In the sellar region, pituitary adenomas (pituitary neuroendocrine tumors [PitNETs]) are the most frequent lesions originating from the pituitary gland. Additionally, low-grade tumors arising from the pituicytes of the posterior pituitary gland or infundibulum, including pituicytoma, can also be found in this region.1 The term “collision sellar lesion” is used to describe cases where a PitNET coexists with another pituitary or sellar lesion.2 The coexistence of pituicytoma within pituitary adenoma is a rare occurrence, with only 20 reported cases worldwide.2,3 Most commonly, PitNETs are found together with Rathke cleft cysts or craniopharyngiomas.4,5 Both PitNETs and pituicytomas have favorable oncologic prognosis in the long-term follow-up.

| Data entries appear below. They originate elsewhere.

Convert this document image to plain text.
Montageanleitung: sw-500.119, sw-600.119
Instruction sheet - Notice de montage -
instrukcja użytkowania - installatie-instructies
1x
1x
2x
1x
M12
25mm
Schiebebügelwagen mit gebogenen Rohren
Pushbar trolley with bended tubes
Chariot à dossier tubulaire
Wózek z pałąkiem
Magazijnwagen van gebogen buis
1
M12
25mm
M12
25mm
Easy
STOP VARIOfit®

A 47-year-old man was initially diagnosed in the Department of Endocrinology due to clinical signs indicative of acromegaly. The suspicion of acromegaly arose from clinical observations that included digital hypertrophy, characterized by increased dimensions and thickness of the fingers and toes, as well as hypertrophy of nasal structures, prognathism, and concurrent symptoms of sleep apnea. The hormonal profile was normal except for the growth hormone (GH) levels, which were at the upper limit of the reference range (2.4 ng/ml; normal range, 0.03–2.47 ng/ml), with no GH suppression during the oral glucose tolerance test (until 1.99 ng/ml). Additionally, the patient exhibited elevated levels of insulin-like growth factor 1 (487.4 ng/ml; reference range, 71–224 ng/ml). Notably, there were no signs of diabetes insipidus. Magnetic resonance imaging (MRI) revealed a normal-size pituitary gland within the sella with a visible lesion with radiological features of microadenoma (3 mm × 7 mm × 9 mm) along the entire base of the pituitary (Figure 1A and 1B). Based on the hormonal profile and imaging findings, a diagnosis of acromegaly was established without any suggestion of a collision lesion.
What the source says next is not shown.